Kita pasti punya teman. Dan sudah tahu bagaimana membangun persahabatan. Namun hubungan persahabatan dalam suatu pekerjaan tampaknya berbeda. Kalau di luar pekerjaan mendapatkan teman adalah tujuan dalam suatu kehidupan sosial. Namun di dalam lingkungan pekerjaan, kita bersosialisasi bertujuan untuk menjadi seorang teman kerja. Karena bekerja dalam suatu tim maka membangun persahabatan menjadi sangat penting. Disitu ada proses kerjasama timbal balik antarkaryawan. Ada saling kebergantungan. Tujuannya memperoleh saling manfaat. Kalau kerjasama tidak terjadi berarti setiap individu akan bekerja sendiri-sendiri atau dalam subkelompok yang terpisah. Proses  koordinasi akan mengalami kesulitan. Dan jelas pendekatan seperti itu sangatlah tidak efektif. Karena itu perlu diterapkan cara-cara bagaimana menjadi seorang teman ideal; harapan lingkungan kerja yang solid.

Pada dasarnya prinsip-prinsip membangun persahabatan di lingkungan pekerjaan hampir sama dengan persahabatan pada umumnya. Yang pertama adalah bagaimana kita mampu menjadi seorang pendengar yang baik. Konon teman sejati dicirikan oleh kemampuan dan kemauannya dalam mendengar dan memahami apa yang dibicarakan oleh rekan kerja. Tentunya dilakukan dengan perasaan paling terdalam. Kalau perlu plus dengan rasa atau ketrampilan berhumor. Kita akan mendukung rekan kerja ketika dia berjuang untuk kesejahteraan karyawan; kita akan mengoreksinya dengan penuh perhatian ketika dia gagal melakukan sesuatu; dan kita memaafkannya ketika dia berbuat keliru.

Selain itu teman sejati akan mendorong teman kerja dalam meningkatkan kualitas kepribadian yang bersangkutan. Kita sepatutnya merasa senang kalau ada rekan kerja yang mampu berkembang. Dengan demikian kemampuan mendengar sebenarnya mengandung makna bahwa salah satu kebutuhan yang bersifat manusiawi adalah kebutuhan memahami dan dipahami orang lain. Ketika itu tercapai maka pasti kita akan merindukan rekan kerja dan juga sebaliknya mereka akan selalu mencari kita untuk tempat bercurhat ria. Tempat berbagi perasaan masing-masing. Semuanya itu bakal terjadi karena telah terbangunnya suatu saling pengertian dan saling mengingatkan satu sama lainnya.

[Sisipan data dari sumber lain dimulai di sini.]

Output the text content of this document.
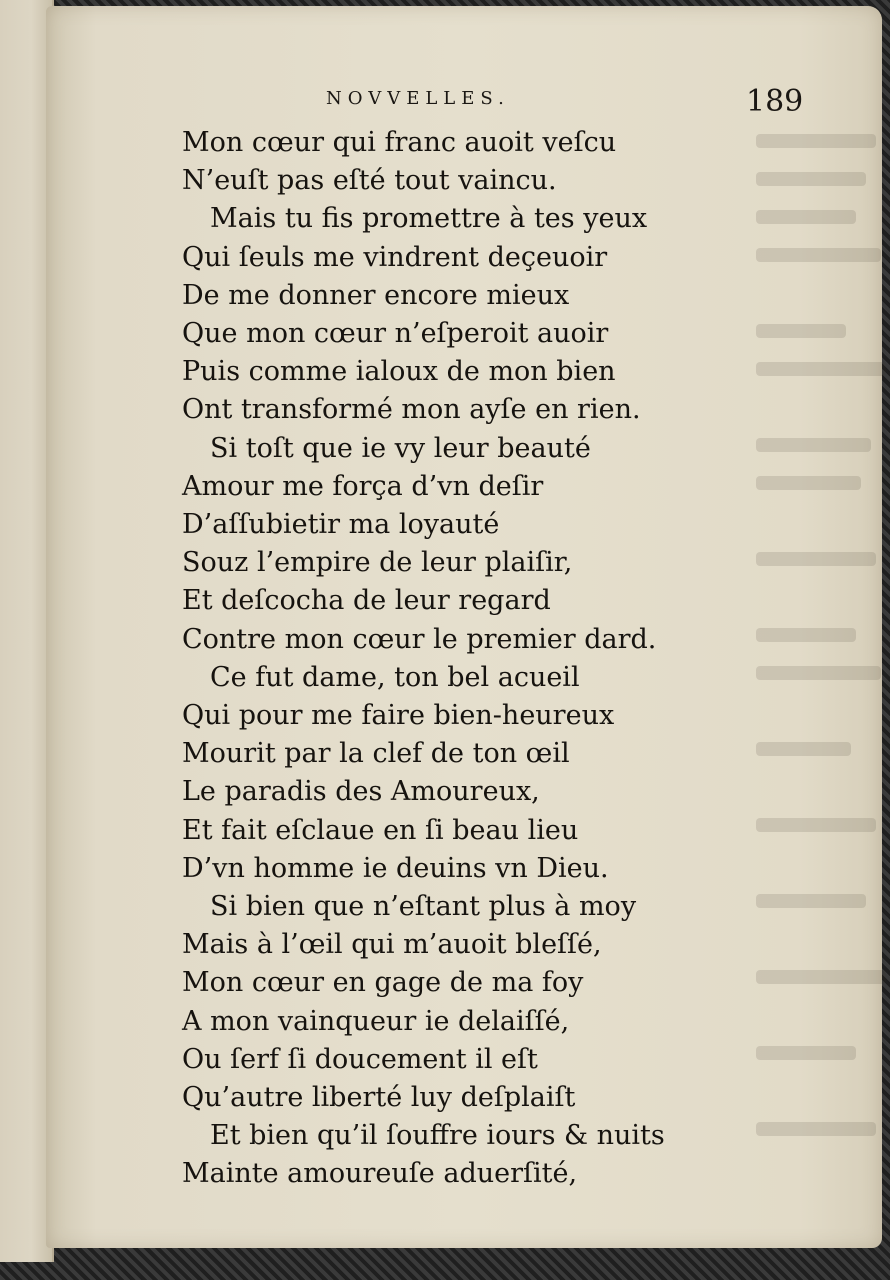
NOVVELLES.	189
Mon cœur qui franc auoit veſcu
N’euſt pas eſté tout vaincu.
Mais tu fis promettre à tes yeux
Qui ſeuls me vindrent deçeuoir
De me donner encore mieux
Que mon cœur n’eſperoit auoir
Puis comme ialoux de mon bien
Ont transformé mon ayſe en rien.
Si toſt que ie vy leur beauté
Amour me força d’vn deſir
D’aſſubietir ma loyauté
Souz l’empire de leur plaiſir,
Et deſcocha de leur regard
Contre mon cœur le premier dard.
Ce fut dame, ton bel acueil
Qui pour me faire bien-heureux
Mourit par la clef de ton œil
Le paradis des Amoureux,
Et fait eſclaue en ſi beau lieu
D’vn homme ie deuins vn Dieu.
Si bien que n’eſtant plus à moy
Mais à l’œil qui m’auoit bleſſé,
Mon cœur en gage de ma foy
A mon vainqueur ie delaiſſé,
Ou ſerf ſi doucement il eſt
Qu’autre liberté luy deſplaiſt
Et bien qu’il ſouffre iours & nuits
Mainte amoureuſe aduerſité,
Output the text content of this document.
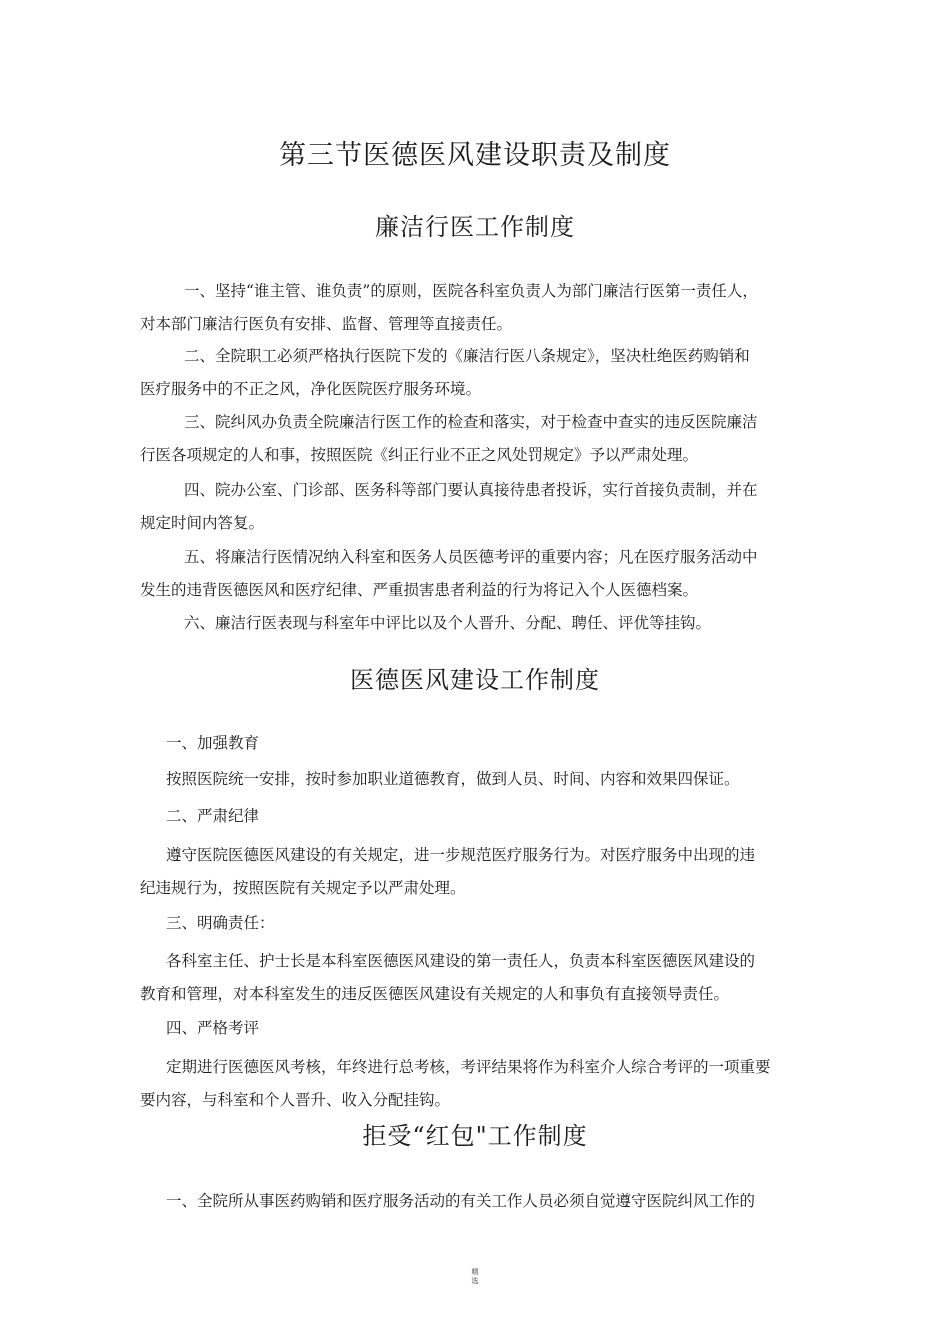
第三节医德医风建设职责及制度
廉洁行医工作制度

一、坚持“谁主管、谁负责”的原则，医院各科室负责人为部门廉洁行医第一责任人，
对本部门廉洁行医负有安排、监督、管理等直接责任。

二、全院职工必须严格执行医院下发的《廉洁行医八条规定》，坚决杜绝医药购销和
医疗服务中的不正之风，净化医院医疗服务环境。

三、院纠风办负责全院廉洁行医工作的检查和落实，对于检查中查实的违反医院廉洁
行医各项规定的人和事，按照医院《纠正行业不正之风处罚规定》予以严肃处理。

四、院办公室、门诊部、医务科等部门要认真接待患者投诉，实行首接负责制，并在
规定时间内答复。

五、将廉洁行医情况纳入科室和医务人员医德考评的重要内容；凡在医疗服务活动中
发生的违背医德医风和医疗纪律、严重损害患者利益的行为将记入个人医德档案。

六、廉洁行医表现与科室年中评比以及个人晋升、分配、聘任、评优等挂钩。

医德医风建设工作制度

一、加强教育

按照医院统一安排，按时参加职业道德教育，做到人员、时间、内容和效果四保证。

二、严肃纪律

遵守医院医德医风建设的有关规定，进一步规范医疗服务行为。对医疗服务中出现的违
纪违规行为，按照医院有关规定予以严肃处理。

三、明确责任：

各科室主任、护士长是本科室医德医风建设的第一责任人，负责本科室医德医风建设的
教育和管理，对本科室发生的违反医德医风建设有关规定的人和事负有直接领导责任。

四、严格考评

定期进行医德医风考核，年终进行总考核，考评结果将作为科室介人综合考评的一项重要
要内容，与科室和个人晋升、收入分配挂钩。

拒受“红包"工作制度

一、全院所从事医药购销和医疗服务活动的有关工作人员必须自觉遵守医院纠风工作的

精
选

Agar berlanjut, kondisi persahabatan hendaknya tidak cuma dibatasi pada lingkup pekerjaan saja. Seharusnya hal itu dapat dikembangkan menjadi persahabatan dimana dan kapan saja. Semakin baik hubungan seperti itu maka semakin baik hubungan kerja dalam suatu tim. Dalam pemahaman pekerjaan maka seorang teman sejati tidak akan ragu untuk mengungkapkan suatu kebenaran ketika yang lainnya tidak mengatakannya. Memang kadang terjadi dilematis. Kalau dikatakan apa adanya, dikhawatirkan persahabatan akan retak. Sementara kalau tidak diungkapkan maka proses pekerjaan akan terganggu. Karena itu, pemahaman saling mengingatkan bisa saja dikembangkan menjadi saling memperingatkan satu sama lain kalau berbuat keliru. Tentu saja disampaikan dalam waktu dan tempat yang cocok. Kalau merasa menjadi sahabat maka tidak ada alasan akan timbul konflik personal.

Dengan demikian lewat  persahabatan, karyawan akan  mampu menempatkannya sebagai dasar untuk membangun kerjasama tim. Karyawan hendaknya tulus untuk menjadi teman. Hubungan yang baik diantara karyawan akan mampu membangun tim kerja yang tangguh. Selain itu persahabatan merupakan fondasi pencapaian keberhasilan individu, tim, dan perusahaan. Dalam jangka panjang, keberhasilan tak mungkin tercapai tanpa didukung oleh ketrampilan para karyawan dalam membangun persahabatan. Kemampuan untuk bekerjasama akan berhasil jika berlandaskan asas saling manfaat.